The CryoKey plugin for WordPress contains a reflected cross‑site scripting vulnerability in the 'ckemail' parameter due to insufficient input sanitization and output escaping. An unauthenticated attacker can embed arbitrary JavaScript into a crafted URL, which will execute in the victim’s browser if the user clicks the link. While the flaw does not grant direct code execution or administrative privileges, it allows attackers to steal session cookies, deface content, or load malicious payloads, thereby compromising user confidentiality and integrity.

This vulnerability affects the CryoKey plugin for WordPress, specifically all releases up to and including version 2.4. Systems running these plugin versions, regardless of the host WordPress installation, are susceptible to the flaw.
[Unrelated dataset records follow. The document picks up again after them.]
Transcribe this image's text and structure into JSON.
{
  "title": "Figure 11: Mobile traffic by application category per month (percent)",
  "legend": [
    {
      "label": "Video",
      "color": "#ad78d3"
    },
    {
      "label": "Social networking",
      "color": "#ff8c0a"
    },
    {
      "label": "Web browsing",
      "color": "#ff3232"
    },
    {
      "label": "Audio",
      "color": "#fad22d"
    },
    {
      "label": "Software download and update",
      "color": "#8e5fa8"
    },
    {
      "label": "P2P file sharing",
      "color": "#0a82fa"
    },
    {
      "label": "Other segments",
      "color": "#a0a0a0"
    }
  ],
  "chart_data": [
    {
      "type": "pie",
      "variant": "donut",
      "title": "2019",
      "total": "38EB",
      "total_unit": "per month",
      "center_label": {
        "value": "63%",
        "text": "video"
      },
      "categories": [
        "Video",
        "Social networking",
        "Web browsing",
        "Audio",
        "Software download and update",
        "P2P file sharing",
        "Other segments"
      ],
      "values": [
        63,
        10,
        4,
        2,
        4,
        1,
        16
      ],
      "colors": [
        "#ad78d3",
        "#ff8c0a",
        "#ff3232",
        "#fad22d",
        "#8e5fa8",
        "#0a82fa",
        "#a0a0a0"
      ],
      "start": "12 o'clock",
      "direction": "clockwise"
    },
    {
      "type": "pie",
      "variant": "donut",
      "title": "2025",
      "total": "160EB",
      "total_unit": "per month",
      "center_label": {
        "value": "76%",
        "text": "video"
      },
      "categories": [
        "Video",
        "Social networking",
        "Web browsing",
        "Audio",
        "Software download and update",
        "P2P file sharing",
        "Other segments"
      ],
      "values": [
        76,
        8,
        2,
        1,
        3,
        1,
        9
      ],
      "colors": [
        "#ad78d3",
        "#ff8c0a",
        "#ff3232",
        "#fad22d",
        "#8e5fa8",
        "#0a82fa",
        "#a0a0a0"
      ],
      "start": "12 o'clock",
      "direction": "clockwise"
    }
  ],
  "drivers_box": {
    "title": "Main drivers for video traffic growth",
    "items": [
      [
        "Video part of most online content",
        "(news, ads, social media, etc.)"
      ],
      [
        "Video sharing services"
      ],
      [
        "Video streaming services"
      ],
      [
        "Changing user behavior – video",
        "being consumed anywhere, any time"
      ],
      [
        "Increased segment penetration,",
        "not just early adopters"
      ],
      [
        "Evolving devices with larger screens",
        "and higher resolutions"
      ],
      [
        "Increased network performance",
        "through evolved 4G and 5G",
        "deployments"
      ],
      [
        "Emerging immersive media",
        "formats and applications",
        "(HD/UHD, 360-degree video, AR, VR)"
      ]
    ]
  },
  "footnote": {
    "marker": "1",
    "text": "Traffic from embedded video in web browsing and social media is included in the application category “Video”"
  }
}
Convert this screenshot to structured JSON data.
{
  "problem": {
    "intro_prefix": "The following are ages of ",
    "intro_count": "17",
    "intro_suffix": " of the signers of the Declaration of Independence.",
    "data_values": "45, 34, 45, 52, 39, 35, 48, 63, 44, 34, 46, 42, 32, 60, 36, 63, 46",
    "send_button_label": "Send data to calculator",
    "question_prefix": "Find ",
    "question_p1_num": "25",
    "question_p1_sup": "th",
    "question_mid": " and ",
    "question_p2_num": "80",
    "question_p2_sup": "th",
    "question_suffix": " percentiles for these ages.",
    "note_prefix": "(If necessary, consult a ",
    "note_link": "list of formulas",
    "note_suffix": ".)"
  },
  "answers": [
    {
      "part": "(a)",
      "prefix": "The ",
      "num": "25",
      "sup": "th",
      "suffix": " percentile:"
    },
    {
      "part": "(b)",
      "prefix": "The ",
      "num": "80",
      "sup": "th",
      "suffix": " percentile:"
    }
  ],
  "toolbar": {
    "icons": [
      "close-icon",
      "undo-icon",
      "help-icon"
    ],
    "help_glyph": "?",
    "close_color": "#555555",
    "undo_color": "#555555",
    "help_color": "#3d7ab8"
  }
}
The CVSS score of 4.7 categorizes the issue as low to moderate severity, and an EPSS score of less than 1% indicates a very low probability of exploitation in the wild. The vulnerability is not listed in the CISA KEV catalog, reflecting its limited exposure. Attackers can exploit the flaw without authentication, but the vector requires social engineering: a malicious link must be clicked by a user who has access to a page that passes the 'ckemail' value to the vulnerable plugin. An attacker could hijack sessions, deliver malware, or compromise user accounts, but the attack is limited to the browsers that load the compromised content.